Die Gegenwart, Jahrhunderte entfernt

Wales. Kitschfrei und doch zauberhaft: Zeitreisen im Land des roten Drachen.

Kühe grasen im satten Grün, Pferde dösen, dazwischen wandern Schafe. Viele Schafe. „Jeder der drei Millionen Waliser besitzt, statistisch gesehen, vier Schafe“, grinst Dave und steuert den Bus durch das sanfte Hügelland im Südwesten von Wales. „Aber zu sehen gibt's auch noch Unmengen Schlösser und Burgen – wenn nicht sogar die meisten auf der Welt“, lächelt Dave um eine Spur breiter.

Guide Dave ist Waliser, geboren in Cardiff, der Hauptstadt des englischen Nachbarlandes. Seit dem Zweiten Weltkrieg erlebt die walisische Kultur eine Renaissance, davor hatte England versucht, die walisische in der englischen Kultur aufgehen zu lassen. Die Sprache wurde verboten, der rote Drache als Landessymbol in eine finstere Höhle verbannt. Heute ist Walisisch Pflichtfach, es gibt sogar Schulen, deren erste Sprache die einst verbotene ist.

An der südlichen Küste von Gower bis Pembrokeshire werden Besucher auf Zeitreise geschickt. Es gibt kaum Autobahnen, zu manchen Aussichtspunkten und Stränden führen nur die eigenen Beine. Weil es keine Straßen gibt, die Gässchen für Autos zu schmal sind oder Autos schlicht verboten sind.

Großstadtgeplagte Gemüter tauchen ein in eine Welt, die zum „Ruhegenuss“ auffordert: auch zum aktiven, zum Beispiel Golfspielen. Wales ist wie geschaffen für diesen Sport: Weiche Hügel und weite Wiesen ziehen regelmäßig auch Promis wie Catherine Zeta-Jones und Ehemann Michael Douglas in die alte Heimat.

„Wales kann halt zaubern“

Die stille Schönheit des Landes beeindruckt auch, ja vor allem, Golfignoranten. Am Aussichtspunkt auf die Three Cliffs Bay in Gower richtet sich der Blick geradewegs in die Vergangenheit: Auf dem Rücken eines Hügels thront eine Burgruine. Um die Mauern ranken sich Legenden – Elfen zerstörten die Burg, weil ein Versprechen gebrochen, ein Verbrechen begangen und eine Liebe zerstört wurde. Und schleicht man in einer Vollmondnacht zur Ruine, trägt der Wind die Schreie der unruhigen Seelen bis heute durch die Luft.
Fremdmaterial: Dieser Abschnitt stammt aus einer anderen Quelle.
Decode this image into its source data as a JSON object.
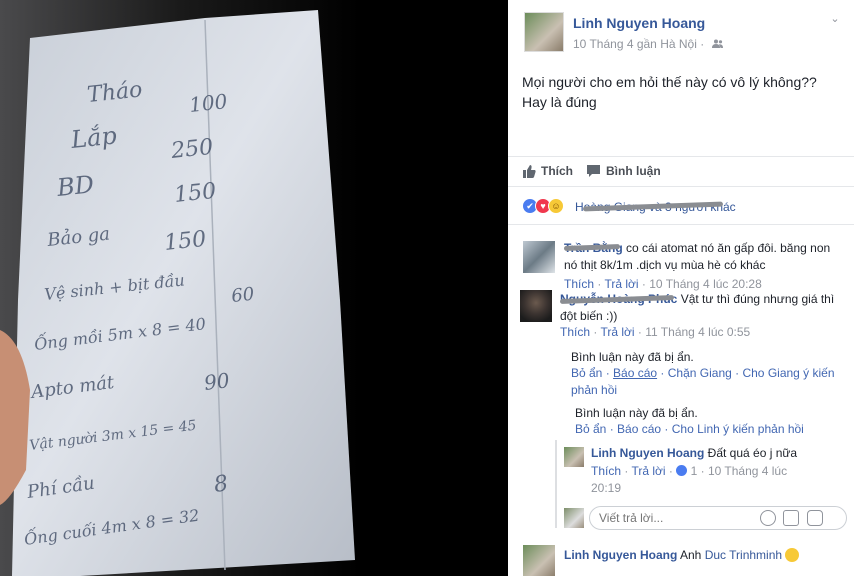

Durch die Überreste des Burgtores streift der Blick in die Tiefe, auf einen langen Sandstrand zwischen den Hügeln.

Hinter dem Strand und den Hügeln mäandert ein Fluss dunkelblau durch ein schmales Tal. Ein Kreis aus Steinen, vor mehr als 2000 Jahren von Kelten platziert, soll Energie geben, wie Dave versichert und schon losläuft, dem Weg in die Spirale hinein folgend. Wir folgen, wenn auch strinrunzelnd. Und doch, irgendwie, irgendwas springt über. „Wales kann halt zaubern“, scherzt jemand.

Je weiter der Besucher nach Westen reist, desto mehr Zeitlöcher schlucken ihn, laden Orte wie Tenby ein, in eine andere Zeit zu wechseln. In der Hafenbucht von Tenby liegt ein bemoostes Ruderboot. Gehört es dem Priester der kleinen Steinkapelle direkt am Strand? Kinder springen kopfüber von den Hafenmauern ins Wasser. Pastellfarbene Häuser ziehen einen Halbkreis um die Bucht, leuchten in der Abendsonne – walisisch-italienisches Flair. Der kleine Ortskern: ein Living-Musuem, aneinandergereiht Bäckereien, Pubs und Restaurants, eines aus dem 12. Jahrhundert. Die Gegenwart scheint Welten entfernt.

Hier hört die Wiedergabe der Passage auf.